Networkfleet's hardware consists of a silver PDA-sized box installed beneath a vehicle's dash. The box transmits location and performance data over a wireless network to a web-based software application that analyzes the data and posts the results on a secure website. The system also sends Jernigan a direct e-mail whenever it detects an engine problem.

It took only a few hours to get Networkfleet up and running in ten of B&B's 20 vans, Jernigan says. So far the company has been able to trim response times in the GPS-equipped vans by 10% and increase the average number of clients that each van serves each day from four to six. Jernigan plans to equip his entire fleet with the system as older vehicles are replaced by new ones.

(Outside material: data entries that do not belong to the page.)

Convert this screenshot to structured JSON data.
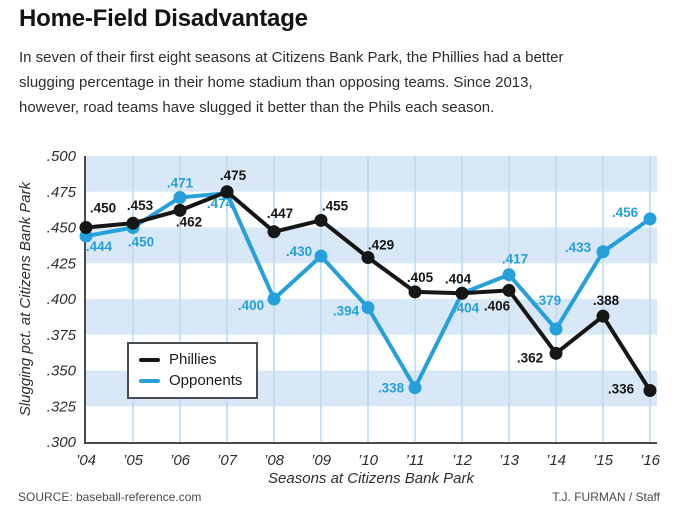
{
  "header": {
    "title": "Home-Field Disadvantage",
    "subtitle": "In seven of their first eight seasons at Citizens Bank Park, the Phillies had a better\nslugging percentage in their home stadium than opposing teams. Since 2013,\nhowever, road teams have slugged it better than the Phils each season."
  },
  "footer": {
    "source": "SOURCE: baseball-reference.com",
    "credit": "T.J. FURMAN / Staff"
  },
  "chart_data": {
    "type": "line",
    "title": "Home-Field Disadvantage",
    "xlabel": "Seasons at Citizens Bank Park",
    "ylabel": "Slugging pct. at Citizens Bank Park",
    "categories": [
      "’04",
      "’05",
      "’06",
      "’07",
      "’08",
      "’09",
      "’10",
      "’11",
      "’12",
      "’13",
      "’14",
      "’15",
      "’16"
    ],
    "y_ticks": [
      ".500",
      ".475",
      ".450",
      ".425",
      ".400",
      ".375",
      ".350",
      ".325",
      ".300"
    ],
    "ylim": [
      0.3,
      0.5
    ],
    "grid": true,
    "legend_position": "inside-lower-left",
    "series": [
      {
        "name": "Phillies",
        "color": "#161616",
        "values": [
          0.45,
          0.453,
          0.462,
          0.475,
          0.447,
          0.455,
          0.429,
          0.405,
          0.404,
          0.406,
          0.362,
          0.388,
          0.336
        ],
        "point_labels": [
          ".450",
          ".453",
          ".462",
          ".475",
          ".447",
          ".455",
          ".429",
          ".405",
          ".404",
          ".406",
          ".362",
          ".388",
          ".336"
        ],
        "label_offsets": [
          [
            17,
            -15
          ],
          [
            7,
            -13
          ],
          [
            9,
            16
          ],
          [
            6,
            -12
          ],
          [
            6,
            -14
          ],
          [
            14,
            -10
          ],
          [
            13,
            -8
          ],
          [
            5,
            -10
          ],
          [
            -4,
            -10
          ],
          [
            -12,
            20
          ],
          [
            -26,
            9
          ],
          [
            3,
            -11
          ],
          [
            -29,
            3
          ]
        ]
      },
      {
        "name": "Opponents",
        "color": "#25a0da",
        "values": [
          0.444,
          0.45,
          0.471,
          0.474,
          0.4,
          0.43,
          0.394,
          0.338,
          0.404,
          0.417,
          0.379,
          0.433,
          0.456
        ],
        "point_labels": [
          ".444",
          ".450",
          ".471",
          ".474",
          ".400",
          ".430",
          ".394",
          ".338",
          ".404",
          ".417",
          ".379",
          ".433",
          ".456"
        ],
        "label_offsets": [
          [
            13,
            15
          ],
          [
            8,
            19
          ],
          [
            0,
            -10
          ],
          [
            -7,
            15
          ],
          [
            -23,
            11
          ],
          [
            -22,
            0
          ],
          [
            -22,
            8
          ],
          [
            -24,
            5
          ],
          [
            4,
            19
          ],
          [
            6,
            -11
          ],
          [
            -8,
            -24
          ],
          [
            -25,
            0
          ],
          [
            -25,
            -2
          ]
        ]
      }
    ],
    "colors": {
      "band": "#d8e8f6",
      "gridline": "#b9d9f0",
      "axis": "#4a4a4a",
      "tick_text": "#2e2e2e"
    }
  }
}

Recently the system sent Jernigan an e-mail announcing that one truck had a clogged fuel injector. Armed with this info, Jernigan sent the truck to a mechanic for repair. Jernigan measures Networkfleet's mileage information against fuel purchases to make sure drivers are on the road and not sitting in their vehicles. Routing drivers more efficiently has saved B&B $1,300 a month in fuel costs. As a result of all those savings, Jernigan recouped his GPS investment within about three months.

GPS also offers other benefits. Jernigan received an angry call from a woman who had seen one of B&B's trucks peel out of a bar's parking lot and head for the highway at 80 miles an hour on a Sunday afternoon. Jernigan had no trouble identifying the culprit, even though the caller had failed to note the vehicle's license plate. "I went online, accessed Networkfleet, punched in the date and the approximate time, and there it was: I had the guy," he says. The employee was fired for driving a company vehicle while off duty.

GPS fleet tracking has raised privacy concerns among some fleet drivers. As part of a collective-bargaining negotiation, the Teamsters reached an agreement with United Parcel Service to use GPS equipment for package tracking while prohibiting the use of GPS in employee evaluations. And Boston snowplow drivers marched outside the state capitol a few years ago after the Massachusetts Highway Department ordered them to carry GPS-enabled cellphones as a way of measuring employee productivity. The drivers eventually agreed to carry the phones after the department agreed not to use the equipment to calculate hourly earnings.

Jernigan did not tell his 30 employees about the GPS installation until several months after the fact. Even then he described the device as a "diagnostics system" in order to "tame down the Big Brother effect." But he argues that Networkfleet also protects employees. On one occasion a commercial client accused B&B of failing to show up for a scheduled plumbing installation at the construction site of a new car dealership. Networkfleet data proved that the B&B crew had arrived at the site on time. What's more, the crew had waited nearly an hour for the general contractor, who never showed up. Jernigan charged the client $400 in wages and mileage, and the B&B crew avoided getting caught between their boss and his client.

So far his workers seem comfortable with the new technology. "If you feel GPS is an invasion, then there's something you have to hide," says B&B plumber Chip Hurst. Adds Jernigan: "I'm not really tracking an employee. I'm tracking my truck, an asset that should be driven straight home and parked."